Runways’ upgrade endorsed
Saturday 24th August 2013, 9:59AM BST.
ALDERNEY’S politicians have welcomed the announcement that Treasury has proposed prioritising upgrade work on its airport runways – but say the planned improvements do not go far enough.
Last year, Guernsey’s Public Services Department consulted on several options aimed at bringing the island’s asphalt runway and two grass runways up to scratch.
The proposed capital expenditure will fund the most modest of them all. The investment will cover two packages of work: improvements to the edges and drainage of the main runway and improving drainage, flattening out bumps and reseeding one or both of the grass runways. Engineers are currently costing the two packages of work, but it is thought to come in at around £1m.
Alderney politicians have been lobbying for some time for an upgrade – ideally including an extension to the main runway to accommodate larger aircraft.
Neil Harvey, chairman of the Business Development, Marketing and Tourism Committee, said: ‘We are grateful that Guernsey are going to do some work on our airfield but it’s not going to be much more than remedial work that should have been done before. So in terms of solving our problems, it’s not really the answer. We have plans for Alderney, to grow the economy and grow tourism, but the bottleneck is the airport.’

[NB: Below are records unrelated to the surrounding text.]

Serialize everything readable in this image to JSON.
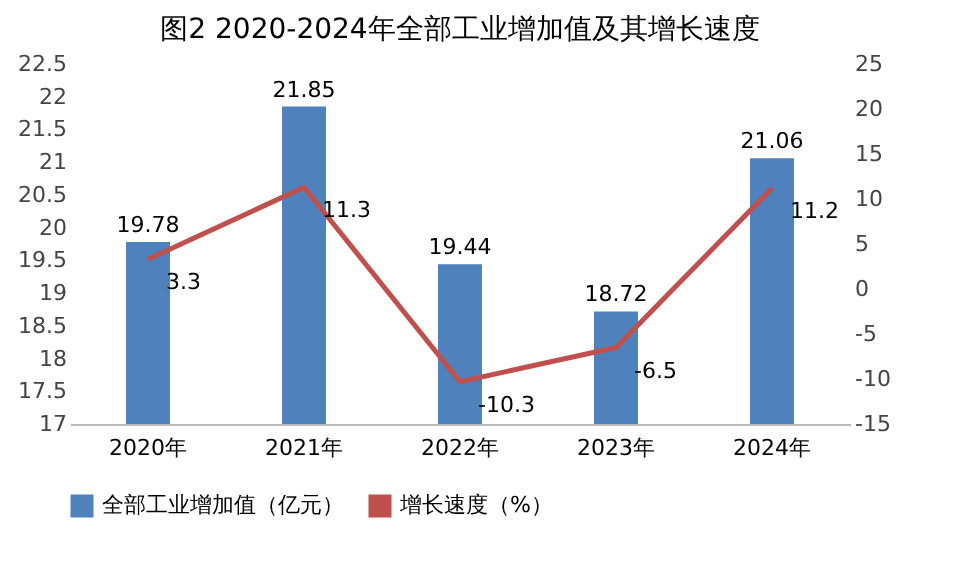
{
  "chart_data": {
    "type": "bar",
    "title": "图2  2020-2024年全部工业增加值及其增长速度",
    "categories": [
      "2020年",
      "2021年",
      "2022年",
      "2023年",
      "2024年"
    ],
    "series": [
      {
        "name": "全部工业增加值（亿元）",
        "color": "#4f81bd",
        "values": [
          19.78,
          21.85,
          19.44,
          18.72,
          21.06
        ]
      },
      {
        "name": "增长速度（%）",
        "type": "line",
        "axis": "y2",
        "color": "#c0504d",
        "values": [
          3.3,
          11.3,
          -10.3,
          -6.5,
          11.2
        ]
      }
    ],
    "ylim": [
      17,
      22.5
    ],
    "yticks": [
      17,
      17.5,
      18,
      18.5,
      19,
      19.5,
      20,
      20.5,
      21,
      21.5,
      22,
      22.5
    ],
    "y2lim": [
      -15,
      25
    ],
    "y2ticks": [
      -15,
      -10,
      -5,
      0,
      5,
      10,
      15,
      20,
      25
    ],
    "data_labels": true,
    "legend": "bottom",
    "grid": false,
    "marker": "none",
    "line_style": "solid"
  }
}
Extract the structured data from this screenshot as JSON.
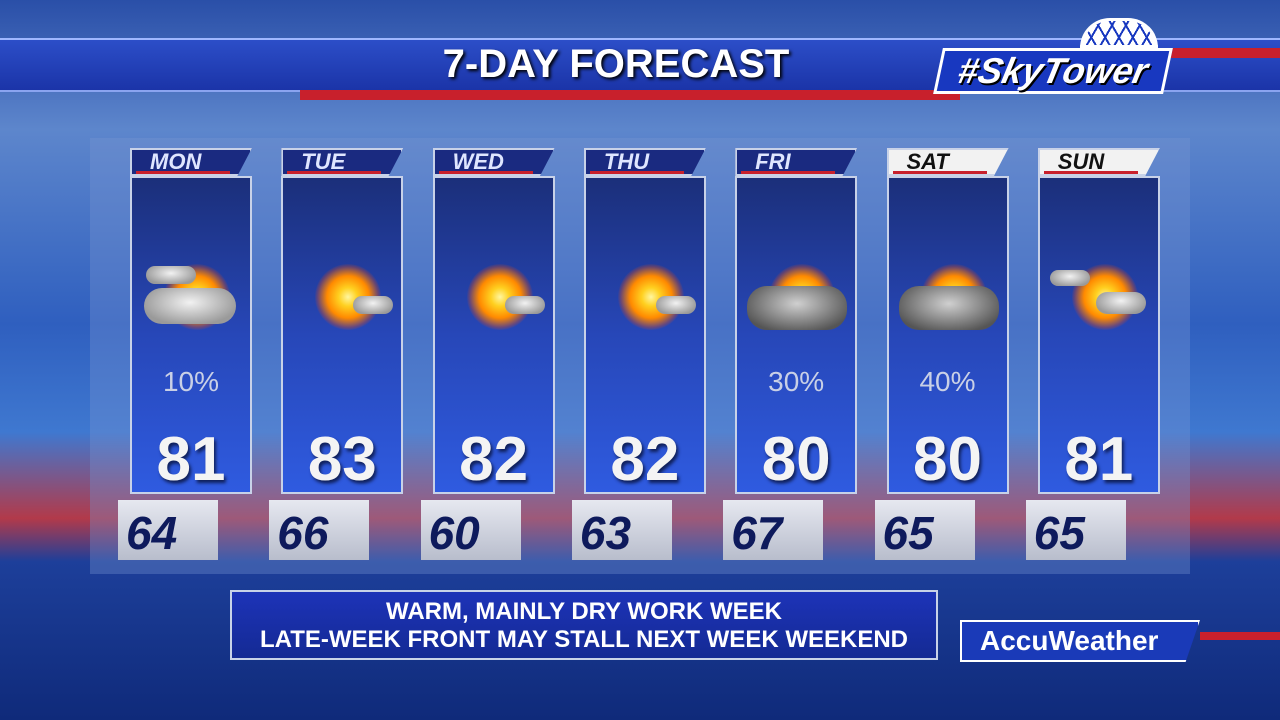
{
  "header": {
    "title": "7-DAY FORECAST",
    "logo": "#SkyTower"
  },
  "days": [
    {
      "day": "MON",
      "icon": "partly-cloudy-icon",
      "precip": "10%",
      "high": "81",
      "low": "64",
      "weekend": false
    },
    {
      "day": "TUE",
      "icon": "mostly-sunny-icon",
      "precip": "",
      "high": "83",
      "low": "66",
      "weekend": false
    },
    {
      "day": "WED",
      "icon": "mostly-sunny-icon",
      "precip": "",
      "high": "82",
      "low": "60",
      "weekend": false
    },
    {
      "day": "THU",
      "icon": "mostly-sunny-icon",
      "precip": "",
      "high": "82",
      "low": "63",
      "weekend": false
    },
    {
      "day": "FRI",
      "icon": "cloudy-shower-icon",
      "precip": "30%",
      "high": "80",
      "low": "67",
      "weekend": false
    },
    {
      "day": "SAT",
      "icon": "cloudy-shower-icon",
      "precip": "40%",
      "high": "80",
      "low": "65",
      "weekend": true
    },
    {
      "day": "SUN",
      "icon": "partly-sunny-icon",
      "precip": "",
      "high": "81",
      "low": "65",
      "weekend": true
    }
  ],
  "message": {
    "line1": "WARM, MAINLY DRY WORK WEEK",
    "line2": "LATE-WEEK FRONT MAY STALL NEXT WEEK WEEKEND"
  },
  "brand": "AccuWeather",
  "colors": {
    "accent_red": "#c8202c",
    "panel_blue": "#2747b8"
  }
}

The size and condition of the runways was key to that growth, he said. The length of the asphalt runway means that a 19-seater aircraft is the largest it can currently accommodate. ‘For some time now Aurigny has been telling us the only way we will get more realistic fares on this route to Southampton is with bigger aircraft. We need to see if this is a reasonable proposition because it may be that expenditure on the runway would be more than offset by minimising the losses Aurigny makes on its Alderney route.’
Mr Harvey said that at a recent Alderney Liaison Group meeting the idea of a runway extension was mooted, with the idea that it could accommodate ATR42s, brought in on a chartered basis.
Alderney’s long grass runway, which runs north-west to south-east, is used when there are strong crosswinds and the shorter south-west to north-east grass runway is used in a prevailing wind. At the moment Alderney’s shorter grass runway is closed.
States Member Paul Arditti, who lobbied hard for extensive airport improvements when he was in the Alderney Liaison Group, claimed the new team had lost ground. ‘His [Neil Harvey’s] failure to take us one step forward from this superficial “fix”, which is where we were last year, is very damaging,’ he said.
‘In the light of this Guernsey Billet item, Louis Jean and I have taken over this vital work in Guernsey but it will be difficult to make up the lost ground; not least because, despite the support of the public, we cannot count on any support in the Alderney States.’
Guernsey’s States will debate the capital prioritisation report at the end of September.
Projects backed will still need to come back with more detail before they get the final go-ahead.
A PSD spokesman said: ‘Public Services is committed to ensuring Alderney Airport continues to provide lifeline connectivity for the island. ‘This will involve significant investment in the current infrastructure. We are optimistic the States will confirm that status, to reflect the importance of this project to Alderney.’